LUCAS - Esse cinema que a gente chama, essa produção em massa, o cinema de Hollywood, ele tem um valor significativo porque ele fomenta o ócio criativo, é um outro conceito. É a parte criativa de um indivíduo que é extremamente necessária para a formação.

LUCIANA - O problema é na forma de se expressar o conteúdo.

LUCAS - Eu gostaria de dizer, não tem filme bom ou filme ruim porque não existe produção cultural “arte boa ou arte ruim”, isso é julgar com valor moral. Agora, dentro de conceito, um filme é um filme, um quadro é um quadro, uma música é uma música. Como por exemplo, se alguém falar que funk não é música, dentro do conceito de o que é uma música, o funk tem melodia, tem letra, e isso o encaixa como música. Agora eu falo que é bom ou é ruim...

DIANA - Eu acho que esse sucesso é muito ligado à questão de investimento mesmo. Porque por exemplo, você põe “Malévola” de Robert Stromberg (MALÉVOLA..., 2014), com Angelina Jolie, que é uma pessoa que o mundo conhece e faz em cima disso uma “puta” produção, de 3D, de maquiagem, de figurino, de tudo, sabe, por mais que você tenha um senso crítico para assistir aquele filme, é uma coisa atraente.

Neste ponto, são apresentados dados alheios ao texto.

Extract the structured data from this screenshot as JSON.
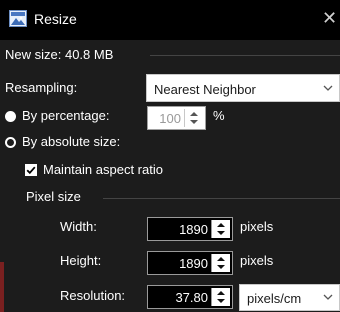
{
  "window": {
    "title": "Resize",
    "close_glyph": "✕"
  },
  "new_size_label": "New size: 40.8 MB",
  "resampling": {
    "label": "Resampling:",
    "value": "Nearest Neighbor"
  },
  "by_percentage": {
    "label": "By percentage:",
    "value": "100",
    "unit": "%",
    "selected": true
  },
  "by_absolute": {
    "label": "By absolute size:",
    "selected": false
  },
  "maintain_aspect": {
    "label": "Maintain aspect ratio",
    "checked": true
  },
  "pixel_size": {
    "heading": "Pixel size",
    "width": {
      "label": "Width:",
      "value": "1890",
      "unit": "pixels"
    },
    "height": {
      "label": "Height:",
      "value": "1890",
      "unit": "pixels"
    },
    "resolution": {
      "label": "Resolution:",
      "value": "37.80",
      "unit": "pixels/cm"
    }
  }
}
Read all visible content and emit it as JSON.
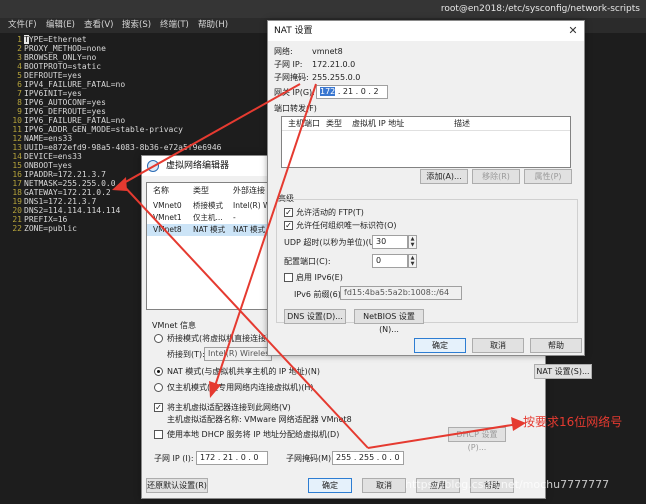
{
  "terminal": {
    "title": "root@en2018:/etc/sysconfig/network-scripts",
    "menu": [
      "文件(F)",
      "编辑(E)",
      "查看(V)",
      "搜索(S)",
      "终端(T)",
      "帮助(H)"
    ],
    "lines": [
      {
        "n": "1",
        "key": "TYPE",
        "val": "Ethernet"
      },
      {
        "n": "2",
        "key": "PROXY_METHOD",
        "val": "none"
      },
      {
        "n": "3",
        "key": "BROWSER_ONLY",
        "val": "no"
      },
      {
        "n": "4",
        "key": "BOOTPROTO",
        "val": "static"
      },
      {
        "n": "5",
        "key": "DEFROUTE",
        "val": "yes"
      },
      {
        "n": "6",
        "key": "IPV4_FAILURE_FATAL",
        "val": "no"
      },
      {
        "n": "7",
        "key": "IPV6INIT",
        "val": "yes"
      },
      {
        "n": "8",
        "key": "IPV6_AUTOCONF",
        "val": "yes"
      },
      {
        "n": "9",
        "key": "IPV6_DEFROUTE",
        "val": "yes"
      },
      {
        "n": "10",
        "key": "IPV6_FAILURE_FATAL",
        "val": "no"
      },
      {
        "n": "11",
        "key": "IPV6_ADDR_GEN_MODE",
        "val": "stable-privacy"
      },
      {
        "n": "12",
        "key": "NAME",
        "val": "ens33"
      },
      {
        "n": "13",
        "key": "UUID",
        "val": "e872efd9-98a5-4083-8b36-e72a5f9e6946"
      },
      {
        "n": "14",
        "key": "DEVICE",
        "val": "ens33"
      },
      {
        "n": "15",
        "key": "ONBOOT",
        "val": "yes"
      },
      {
        "n": "16",
        "key": "IPADDR",
        "val": "172.21.3.7"
      },
      {
        "n": "17",
        "key": "NETMASK",
        "val": "255.255.0.0"
      },
      {
        "n": "18",
        "key": "GATEWAY",
        "val": "172.21.0.2"
      },
      {
        "n": "19",
        "key": "DNS1",
        "val": "172.21.3.7"
      },
      {
        "n": "20",
        "key": "DNS2",
        "val": "114.114.114.114"
      },
      {
        "n": "21",
        "key": "PREFIX",
        "val": "16"
      },
      {
        "n": "22",
        "key": "ZONE",
        "val": "public"
      }
    ]
  },
  "vne": {
    "title": "虚拟网络编辑器",
    "columns": [
      "名称",
      "类型",
      "外部连接"
    ],
    "rows": [
      {
        "name": "VMnet0",
        "type": "桥接模式",
        "ext": "Intel(R) Wire"
      },
      {
        "name": "VMnet1",
        "type": "仅主机...",
        "ext": "-"
      },
      {
        "name": "VMnet8",
        "type": "NAT 模式",
        "ext": "NAT 模式"
      }
    ],
    "info_label": "VMnet 信息",
    "bridge_radio": "桥接模式(将虚拟机直接连接到",
    "bridge_to_label": "桥接到(T):",
    "bridge_to_value": "Intel(R) Wireless-AC",
    "nat_radio": "NAT 模式(与虚拟机共享主机的 IP 地址)(N)",
    "nat_settings_btn": "NAT 设置(S)...",
    "hostonly_radio": "仅主机模式(在专用网络内连接虚拟机)(H)",
    "connect_adapter_chk": "将主机虚拟适配器连接到此网络(V)",
    "adapter_name": "主机虚拟适配器名称: VMware 网络适配器 VMnet8",
    "dhcp_chk": "使用本地 DHCP 服务将 IP 地址分配给虚拟机(D)",
    "dhcp_settings_btn": "DHCP 设置(P)...",
    "subnet_ip_label": "子网 IP (I):",
    "subnet_ip_value": "172 . 21 . 0 . 0",
    "subnet_mask_label": "子网掩码(M):",
    "subnet_mask_value": "255 . 255 . 0 . 0",
    "restore_btn": "还原默认设置(R)",
    "ok_btn": "确定",
    "cancel_btn": "取消",
    "apply_btn": "应用",
    "help_btn": "帮助"
  },
  "nat": {
    "title": "NAT 设置",
    "network_label": "网络:",
    "network_value": "vmnet8",
    "subnet_ip_label": "子网 IP:",
    "subnet_ip_value": "172.21.0.0",
    "subnet_mask_label": "子网掩码:",
    "subnet_mask_value": "255.255.0.0",
    "gateway_label": "网关 IP(G):",
    "gateway_value_sel": "172",
    "gateway_value_rest": " . 21 . 0 . 2",
    "port_fwd_label": "端口转发(F)",
    "pf_columns": [
      "主机端口",
      "类型",
      "虚拟机 IP 地址",
      "描述"
    ],
    "add_btn": "添加(A)...",
    "remove_btn": "移除(R)",
    "props_btn": "属性(P)",
    "advanced_label": "高级",
    "ftp_chk": "允许活动的 FTP(T)",
    "oui_chk": "允许任何组织唯一标识符(O)",
    "udp_label": "UDP 超时(以秒为单位)(U):",
    "udp_value": "30",
    "config_port_label": "配置端口(C):",
    "config_port_value": "0",
    "ipv6_chk": "启用 IPv6(E)",
    "ipv6_prefix_label": "IPv6 前缀(6):",
    "ipv6_prefix_value": "fd15:4ba5:5a2b:1008::/64",
    "dns_btn": "DNS 设置(D)...",
    "netbios_btn": "NetBIOS 设置(N)...",
    "ok_btn": "确定",
    "cancel_btn": "取消",
    "help_btn": "帮助"
  },
  "annotation": {
    "text": "按要求16位网络号",
    "color": "#e53a30"
  },
  "watermark": "https://blog.csdn.net/mochu7777777"
}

Assim como todos os outros filmes de super-herói. A grande maioria deles é uma produção gigantesca.

Ao falar de produção em massa, entende-se que os estudantes falam do universo da cultura de massa,

[...] isto é, produzida segundo as normas maciças da fabricação industrial; propaganda pelas técnicas de difusão maciça (que um estranho neologismo anglo-latino chama de

mass media); destinando-se a uma massa social, isto é, um

aglomerado gigantesco de indivíduos compreendidos aquém e além das estruturas internas da sociedade (classes, família, etc) (MORIN, 2007, p. 14).

Embora LUCIANA nem tenha percebido, pode estar apontando possibilidades de pensar a forma cinematográfica, os estilos e as formas narrativas, sinalizando que existem diferentes formas e que elas geram diferentes sensações e estímulos ao pensamento, e que, de alguma maneira, essas formas se relacionam com o “objetivo” de cada cinema, de cada produto. Já LUCAS aponta a necessidade da criatividade na formação do indivíduo, e volta a abranger o conceito de cultura a um sentido antropológico: tudo é cultura, não só o que a indústria cultural produz.

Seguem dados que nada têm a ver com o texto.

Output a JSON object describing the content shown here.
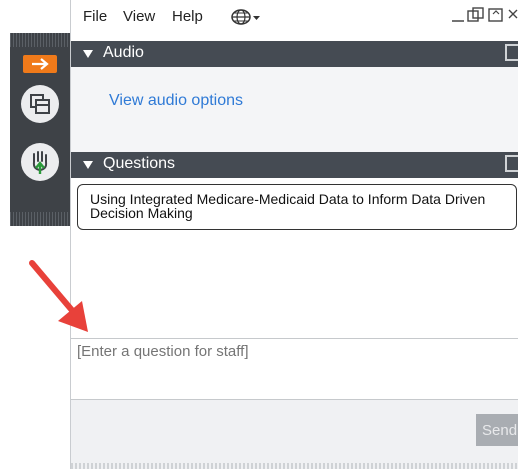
{
  "menubar": {
    "items": [
      "File",
      "View",
      "Help"
    ],
    "globe_icon": "globe-icon",
    "window_controls": [
      "minimize-icon",
      "restore-icon",
      "maximize-icon",
      "close-icon"
    ]
  },
  "dock": {
    "buttons": [
      "collapse-arrow-icon",
      "screen-share-icon",
      "raise-hand-icon"
    ]
  },
  "audio": {
    "header": "Audio",
    "link": "View audio options"
  },
  "questions": {
    "header": "Questions",
    "session_title": "Using Integrated Medicare-Medicaid Data to Inform Data Driven Decision Making",
    "input_placeholder": "[Enter a question for staff]",
    "send_label": "Send"
  },
  "colors": {
    "dock_bg": "#3e4247",
    "header_bg": "#454b53",
    "accent_orange": "#f07a1a",
    "link_blue": "#2f7ad6",
    "annotation_red": "#e8413a"
  }
}
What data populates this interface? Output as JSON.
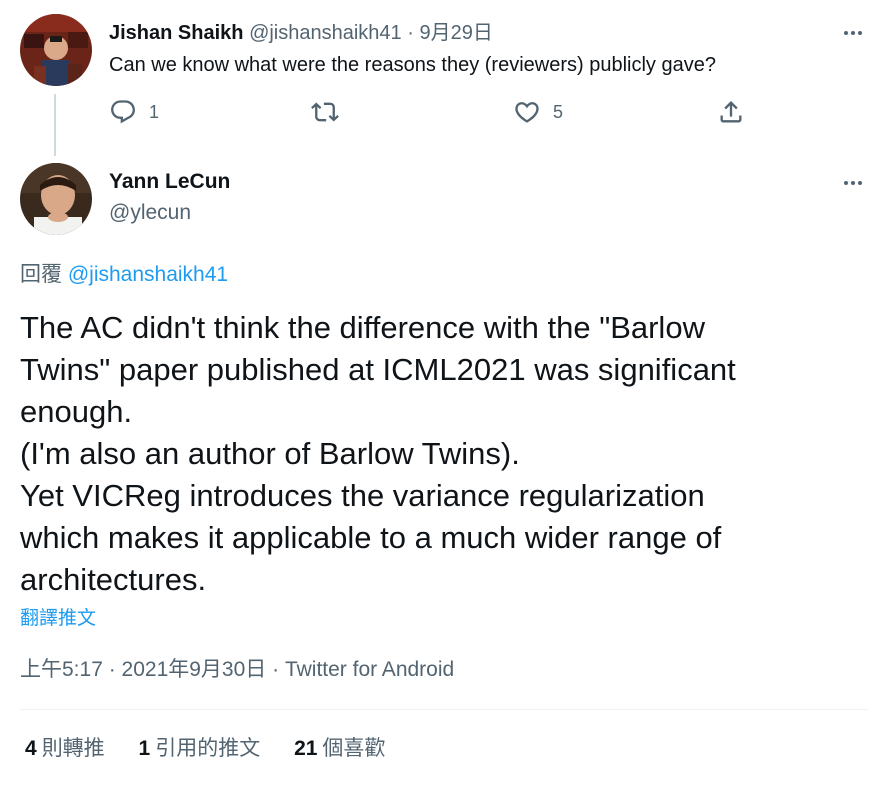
{
  "reply": {
    "name": "Jishan Shaikh",
    "handle": "@jishanshaikh41",
    "separator": "·",
    "date": "9月29日",
    "text": "Can we know what were the reasons they (reviewers) publicly gave?",
    "reply_count": "1",
    "like_count": "5"
  },
  "main": {
    "name": "Yann LeCun",
    "handle": "@ylecun",
    "replying_prefix": "回覆 ",
    "replying_mention": "@jishanshaikh41",
    "text_lines": [
      "The AC didn't think the difference with the \"Barlow",
      "Twins\" paper published at ICML2021 was significant",
      "enough.",
      "(I'm also an author of Barlow Twins).",
      "Yet VICReg introduces the variance regularization",
      "which makes it applicable to a much wider range of",
      "architectures."
    ],
    "translate_label": "翻譯推文",
    "time": "上午5:17 · 2021年9月30日 · ",
    "source": "Twitter for Android"
  },
  "stats": [
    {
      "num": "4",
      "label": "則轉推"
    },
    {
      "num": "1",
      "label": "引用的推文"
    },
    {
      "num": "21",
      "label": "個喜歡"
    }
  ],
  "colors": {
    "text": "#0f1419",
    "secondary": "#536471",
    "accent": "#1d9bf0",
    "divider": "#eff3f4",
    "thread_line": "#cfd9de"
  },
  "icons": [
    "reply-icon",
    "retweet-icon",
    "like-icon",
    "share-icon",
    "more-icon"
  ]
}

Ou ainda, de acordo com Morin (2007, p. 15) “a cultura de massa é uma cultura: ela constitui um corpo de símbolos, mitos e imagens concernentes à vida prática e à vida imaginária, um sistema de projeções e de identificações específicas”.

E ainda, o produto dessa cultura de massa, o produto cultural, “está estritamente determinado por seu caráter industrial de um lado, seu caráter de consumação do outro, sem poder emergir para a autonomia estética” (MORIN, 2007, p. 18), o que pode começar a explicar a separação dos diferentes tipos de cinema.

Para concluir o presente assunto, segue a fala de um dos pibidianos no diário de bordo:

“A conversa inicial juntamente com as questões apresentadas, contribuiu para construir e desconstruir representações tanto no conceito da cultura e indústria cultural, como também considerar o cinema além de entretenimento/consumo/massa, e sim, produção sóciocultural”.